There’s more. In 2012 the Sun blew out another blockbuster that was in many ways the equal of the one in 1859, but happily for us it was sent off in another direction, and missed the Earth. Had it hit us, the huge flux of charged particles would have overloaded satellites. Worse, the GIC would’ve caused widespread power failures and blackouts. A much smaller solar storm in 1989 did just that in Quebec.
It’s not clear whether the 774 and 993 events were that powerful or more; it’s hard to scale these things without direct measurements. But the astronomers who did the research estimate the 774 event (the more powerful of the pair) was five times stronger than any solar storm seen in the modern satellite era (starting in 1956) up to 2005.

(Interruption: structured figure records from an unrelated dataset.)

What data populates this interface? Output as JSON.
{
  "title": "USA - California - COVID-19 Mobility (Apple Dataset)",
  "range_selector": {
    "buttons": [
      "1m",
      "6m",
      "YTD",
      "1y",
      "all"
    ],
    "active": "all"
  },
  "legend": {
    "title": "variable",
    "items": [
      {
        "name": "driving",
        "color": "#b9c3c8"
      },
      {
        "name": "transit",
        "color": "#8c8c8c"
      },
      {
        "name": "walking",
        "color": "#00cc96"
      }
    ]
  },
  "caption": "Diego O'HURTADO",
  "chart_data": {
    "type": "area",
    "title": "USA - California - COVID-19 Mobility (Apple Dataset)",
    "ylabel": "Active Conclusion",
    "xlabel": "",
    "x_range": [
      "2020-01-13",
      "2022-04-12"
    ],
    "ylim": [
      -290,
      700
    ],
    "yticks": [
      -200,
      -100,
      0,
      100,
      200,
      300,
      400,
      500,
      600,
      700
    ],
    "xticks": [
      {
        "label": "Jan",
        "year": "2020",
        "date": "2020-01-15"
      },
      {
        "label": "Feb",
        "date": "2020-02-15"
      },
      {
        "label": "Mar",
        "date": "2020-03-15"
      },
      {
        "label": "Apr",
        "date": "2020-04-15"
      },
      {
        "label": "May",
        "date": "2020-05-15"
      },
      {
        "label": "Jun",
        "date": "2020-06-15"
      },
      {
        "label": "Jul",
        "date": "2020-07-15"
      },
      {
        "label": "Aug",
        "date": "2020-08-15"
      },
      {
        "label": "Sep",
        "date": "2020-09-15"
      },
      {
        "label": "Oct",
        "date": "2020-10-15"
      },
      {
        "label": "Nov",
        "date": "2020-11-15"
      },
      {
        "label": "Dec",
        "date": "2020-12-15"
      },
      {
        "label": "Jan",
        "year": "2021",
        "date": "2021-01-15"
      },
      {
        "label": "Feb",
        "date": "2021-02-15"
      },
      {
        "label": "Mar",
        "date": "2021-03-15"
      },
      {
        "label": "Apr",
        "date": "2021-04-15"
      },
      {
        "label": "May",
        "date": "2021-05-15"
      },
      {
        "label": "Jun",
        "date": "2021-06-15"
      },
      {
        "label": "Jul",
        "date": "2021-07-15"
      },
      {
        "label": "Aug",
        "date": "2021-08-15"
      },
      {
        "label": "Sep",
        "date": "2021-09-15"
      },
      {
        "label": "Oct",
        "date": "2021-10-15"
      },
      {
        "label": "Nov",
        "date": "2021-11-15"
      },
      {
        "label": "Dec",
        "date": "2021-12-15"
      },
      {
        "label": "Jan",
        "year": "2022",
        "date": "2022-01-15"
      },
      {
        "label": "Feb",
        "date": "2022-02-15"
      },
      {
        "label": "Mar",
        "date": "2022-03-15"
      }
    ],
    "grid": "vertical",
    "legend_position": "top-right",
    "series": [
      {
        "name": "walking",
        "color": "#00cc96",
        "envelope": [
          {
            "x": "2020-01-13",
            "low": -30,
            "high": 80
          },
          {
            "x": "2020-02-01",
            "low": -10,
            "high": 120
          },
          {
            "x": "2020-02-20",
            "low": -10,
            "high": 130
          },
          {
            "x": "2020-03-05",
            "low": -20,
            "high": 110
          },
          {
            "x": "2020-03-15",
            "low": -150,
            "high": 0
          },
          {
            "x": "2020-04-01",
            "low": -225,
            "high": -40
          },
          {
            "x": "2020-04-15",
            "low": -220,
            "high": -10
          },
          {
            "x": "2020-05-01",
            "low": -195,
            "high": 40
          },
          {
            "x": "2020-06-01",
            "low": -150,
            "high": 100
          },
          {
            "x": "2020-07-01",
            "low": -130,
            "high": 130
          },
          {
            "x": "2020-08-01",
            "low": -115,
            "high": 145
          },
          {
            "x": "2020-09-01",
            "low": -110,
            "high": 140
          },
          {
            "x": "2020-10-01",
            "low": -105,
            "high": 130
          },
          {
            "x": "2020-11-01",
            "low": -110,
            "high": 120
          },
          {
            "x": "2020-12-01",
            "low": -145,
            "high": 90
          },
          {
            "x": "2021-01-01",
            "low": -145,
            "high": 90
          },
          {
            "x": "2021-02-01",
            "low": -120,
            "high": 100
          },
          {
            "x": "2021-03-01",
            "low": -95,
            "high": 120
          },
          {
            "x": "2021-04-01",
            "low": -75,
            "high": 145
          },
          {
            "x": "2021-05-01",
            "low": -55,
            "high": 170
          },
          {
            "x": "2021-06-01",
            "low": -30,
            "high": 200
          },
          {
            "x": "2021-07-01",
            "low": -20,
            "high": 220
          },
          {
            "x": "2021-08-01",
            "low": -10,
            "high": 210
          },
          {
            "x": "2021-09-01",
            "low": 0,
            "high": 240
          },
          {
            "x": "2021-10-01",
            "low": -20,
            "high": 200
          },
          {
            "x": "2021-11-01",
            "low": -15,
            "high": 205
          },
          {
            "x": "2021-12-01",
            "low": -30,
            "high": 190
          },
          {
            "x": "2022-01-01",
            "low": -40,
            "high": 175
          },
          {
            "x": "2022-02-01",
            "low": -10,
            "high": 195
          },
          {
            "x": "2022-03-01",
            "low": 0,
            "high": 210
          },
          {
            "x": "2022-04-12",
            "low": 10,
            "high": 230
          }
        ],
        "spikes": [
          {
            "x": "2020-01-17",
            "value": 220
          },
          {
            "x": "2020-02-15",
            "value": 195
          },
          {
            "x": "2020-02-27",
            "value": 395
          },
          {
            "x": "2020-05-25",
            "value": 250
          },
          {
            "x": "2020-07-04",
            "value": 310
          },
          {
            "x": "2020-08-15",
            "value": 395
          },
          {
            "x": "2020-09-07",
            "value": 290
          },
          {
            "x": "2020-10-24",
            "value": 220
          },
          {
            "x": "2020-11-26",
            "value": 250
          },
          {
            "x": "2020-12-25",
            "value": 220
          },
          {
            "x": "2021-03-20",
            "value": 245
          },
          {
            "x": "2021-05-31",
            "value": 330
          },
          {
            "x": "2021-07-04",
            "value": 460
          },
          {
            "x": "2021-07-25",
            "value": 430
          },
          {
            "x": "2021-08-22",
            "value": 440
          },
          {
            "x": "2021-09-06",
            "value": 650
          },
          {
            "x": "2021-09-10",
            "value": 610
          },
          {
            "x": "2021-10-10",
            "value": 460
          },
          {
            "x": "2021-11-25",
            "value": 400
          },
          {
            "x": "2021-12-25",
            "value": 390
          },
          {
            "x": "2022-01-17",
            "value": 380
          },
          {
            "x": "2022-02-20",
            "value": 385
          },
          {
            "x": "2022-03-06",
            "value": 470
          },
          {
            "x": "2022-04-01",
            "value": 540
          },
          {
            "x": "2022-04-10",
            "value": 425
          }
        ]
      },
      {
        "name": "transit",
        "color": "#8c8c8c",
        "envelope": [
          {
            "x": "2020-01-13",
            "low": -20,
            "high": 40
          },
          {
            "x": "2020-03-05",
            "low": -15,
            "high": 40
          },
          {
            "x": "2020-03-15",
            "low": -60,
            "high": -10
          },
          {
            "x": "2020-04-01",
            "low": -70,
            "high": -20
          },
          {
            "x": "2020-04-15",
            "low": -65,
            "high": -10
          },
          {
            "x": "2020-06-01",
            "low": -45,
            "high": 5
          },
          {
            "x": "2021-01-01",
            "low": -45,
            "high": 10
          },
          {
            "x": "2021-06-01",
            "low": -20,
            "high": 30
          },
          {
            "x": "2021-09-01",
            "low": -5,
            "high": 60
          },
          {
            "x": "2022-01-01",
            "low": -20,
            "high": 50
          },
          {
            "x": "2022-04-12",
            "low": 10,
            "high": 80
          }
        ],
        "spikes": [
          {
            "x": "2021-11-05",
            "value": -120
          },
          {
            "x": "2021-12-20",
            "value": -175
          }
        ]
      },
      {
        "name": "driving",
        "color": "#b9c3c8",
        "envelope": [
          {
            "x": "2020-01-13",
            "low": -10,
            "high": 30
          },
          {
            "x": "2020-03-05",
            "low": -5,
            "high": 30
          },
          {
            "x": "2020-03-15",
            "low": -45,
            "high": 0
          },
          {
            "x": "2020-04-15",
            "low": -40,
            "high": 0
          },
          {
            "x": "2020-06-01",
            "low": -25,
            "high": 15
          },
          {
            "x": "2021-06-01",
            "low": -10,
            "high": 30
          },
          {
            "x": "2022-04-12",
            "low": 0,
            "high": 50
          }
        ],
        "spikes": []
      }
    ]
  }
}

I’ll admit, that’s scary. Our modern civilization depends on our electronic devices, and those in turn depend on electricity and satellites. A blast hitting the Earth from a storm as big as any of those four historical events would be bad. Very bad. The 1989 power surge blew out huge transformers in North America, and these can take months to replace. Imagine months without electricity, and you start to get an idea of how disastrous this can be.
We don’t know how often the Sun throws a tantrum as large as these, but clearly it’s done so at least four times in the past millennium or so—probably more, since three of them hit the Earth, and we only knew of the fourth due to our space-based astronomical assets. Statistically speaking, most will miss us, so they’re likely more common than we thought.
This is a threat we need to take very seriously. Unfortunately, it’s extremely expensive to mitigate. Our power grid in the U.S. was constructed decades ago when our use of electricity was much lower. It was designed with lots of spare room for more power flowing through it, but over the years our appetite has grown, and the grid is currently very nearly at capacity. Big spikes now can cripple huge areas.
We need to upgrade the grid, add more capacity, more capability to handle surges induced by solar storms. The good news is there are studies being done to see what we can do to prevent widespread blackouts, and NASA is on it as well. We also have eyes on the Sun, including NASA’s Solar Dynamics Observatory, and scientists monitor “space weather” constantly.
By coincidence, just last night I read that the White House is looking into this situation pretty seriously, and I’m very glad to hear it. A monster solar storm may be the biggest and most immediate threat there is from space, but it’s one we can handle if we’re prepared for it.